The Panel finds that the Complainant has presented evidence sufficient to establish bad faith registration and use of the Domain Name by Respondent on two grounds. First, the Respondent’s offer to sell the Complainant the Domain Name for $10,000, the listing of the Domain Name "for sale" on the Registrar’s WHOIS database display, and Respondent’s failure to submit evidence documenting out-of-pocket costs in any amount in connection with the Domain Name permit an inference that Respondent registered and used the Domain Name with the primary purpose of selling it to the Complainant for valuable consideration in excess of Respondent’s out-of-pocket costs.
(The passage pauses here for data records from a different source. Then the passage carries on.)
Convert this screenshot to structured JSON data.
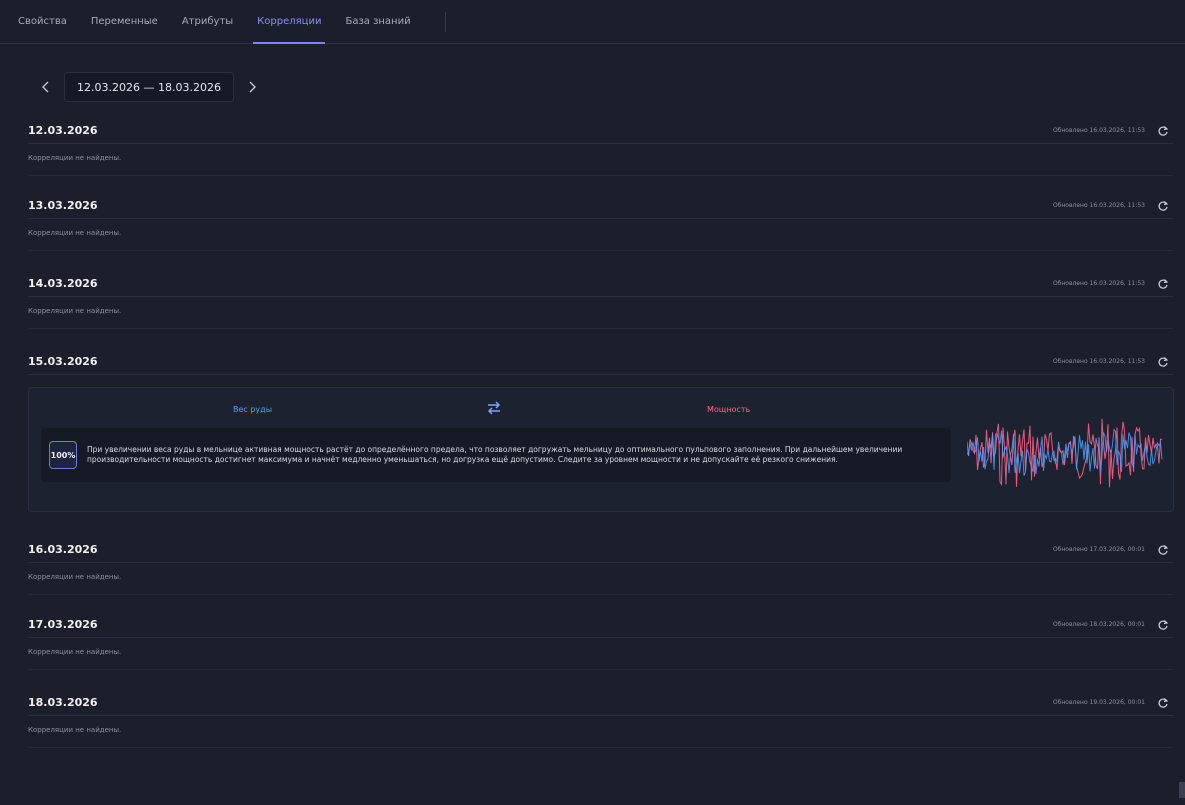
{
  "tabs": [
    {
      "label": "Свойства",
      "active": false
    },
    {
      "label": "Переменные",
      "active": false
    },
    {
      "label": "Атрибуты",
      "active": false
    },
    {
      "label": "Корреляции",
      "active": true
    },
    {
      "label": "База знаний",
      "active": false
    }
  ],
  "date_range": {
    "label": "12.03.2026 — 18.03.2026",
    "prev_icon": "chevron-left-icon",
    "next_icon": "chevron-right-icon"
  },
  "days": [
    {
      "date": "12.03.2026",
      "updated": "Обновлено 16.03.2026, 11:53",
      "empty_text": "Корреляции не найдены."
    },
    {
      "date": "13.03.2026",
      "updated": "Обновлено 16.03.2026, 11:53",
      "empty_text": "Корреляции не найдены."
    },
    {
      "date": "14.03.2026",
      "updated": "Обновлено 16.03.2026, 11:53",
      "empty_text": "Корреляции не найдены."
    },
    {
      "date": "15.03.2026",
      "updated": "Обновлено 16.03.2026, 11:53",
      "empty_text": ""
    },
    {
      "date": "16.03.2026",
      "updated": "Обновлено 17.03.2026, 00:01",
      "empty_text": "Корреляции не найдены."
    },
    {
      "date": "17.03.2026",
      "updated": "Обновлено 18.03.2026, 00:01",
      "empty_text": "Корреляции не найдены."
    },
    {
      "date": "18.03.2026",
      "updated": "Обновлено 19.03.2026, 00:01",
      "empty_text": "Корреляции не найдены."
    }
  ],
  "correlation": {
    "variable_left": "Вес руды",
    "variable_right": "Мощность",
    "confidence": "100%",
    "description": "При увеличении веса руды в мельнице активная мощность растёт до определённого предела, что позволяет догружать мельницу до оптимального пульпового заполнения. При дальнейшем увеличении производительности мощность достигнет максимума и начнёт медленно уменьшаться, но догрузка ещё допустимо. Следите за уровнем мощности и не допускайте её резкого снижения.",
    "left_color": "#4e9cff",
    "right_color": "#ff5f87"
  },
  "icons": {
    "refresh": "refresh-icon",
    "swap": "swap-arrows-icon"
  }
}
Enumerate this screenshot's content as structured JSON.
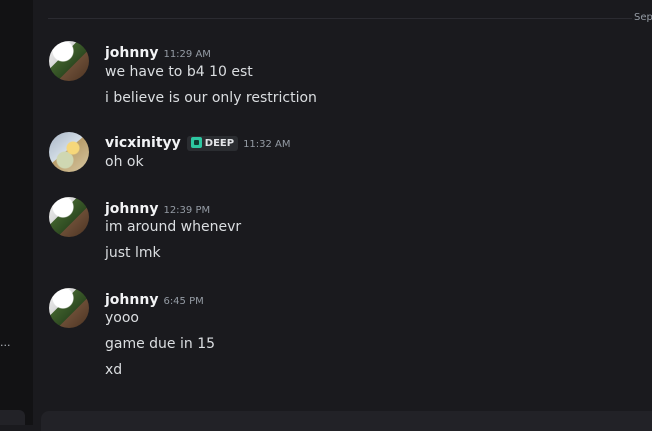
{
  "sidebar": {
    "ellipsis": "..."
  },
  "chat": {
    "divider_label": "Sep",
    "messages": [
      {
        "user": "johnny",
        "time": "11:29 AM",
        "lines": [
          "we have to b4 10 est",
          "i believe is our only restriction"
        ]
      },
      {
        "user": "vicxinityy",
        "badge": "DEEP",
        "time": "11:32 AM",
        "lines": [
          "oh ok"
        ]
      },
      {
        "user": "johnny",
        "time": "12:39 PM",
        "lines": [
          "im around whenevr",
          "just lmk"
        ]
      },
      {
        "user": "johnny",
        "time": "6:45 PM",
        "lines": [
          "yooo",
          "game due in 15",
          "xd"
        ]
      }
    ]
  },
  "colors": {
    "badge_icon": "#2dc7a1",
    "background": "#1a1a1e",
    "username": "#f2f3f5",
    "timestamp": "#949ba4"
  }
}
This evidence shows bad faith registration and use of the Domain Dame under Paragraph 4(b) (i) of the Policy. See World Wrestling Federation Entertainment, Inc. v. Michael Bosman, ICANN Case No. D99-0001 (offer to sell domain name for valuable consideration in excess of any out-of-pocket costs directly related to the domain name constitutes bad faith use of the name); Parfums Christian Dior v. QTR Corporation, ICANN Case No. D2000-0023 (listing of domain name for sale in WHOIS record is evidence of bad faith).
Second, the Complainant has submitted evidence sufficient to show that the Respondent, by using a domain name virtually identical to the Complainant’s well known medical journal trademark, for a website advertising the sale of medical and health care related publications, intentionally attempted to attract Internet users to his website for commercial gain by creating a likelihood of confusion with the Complainant’s mark as to the source, sponsorship, affiliation, or endorsement of his web site or the products offered. The evidence therefore also shows bad faith use of the Domain Name under Paragraph 4(b)(iv) of the Policy 1.
For all of the foregoing reasons, the Panel decides that the Domain Name registered by Respondent is identical or confusingly similar to the trademarks in which the Complainant has rights, that the Respondent has no rights or legitimate interests in respect of the Domain Name, and that the Respondent has registered and used the Domain Name in bad faith. The Panel therefore requires, pursuant to Paragraph 4(i) of the Policy, that the registration of the domain name <newenglandjournalofmedicine.com> be transferred to the Complainant.
Dated: June 15, 2000
1. The evidence also indicates that the <newenglandjournalofmedicine.com> website is being used for commercial gain through advertising links to an online gambling website, but the Panelist confesses to total bafflement as to the marketing rationale for this linkage.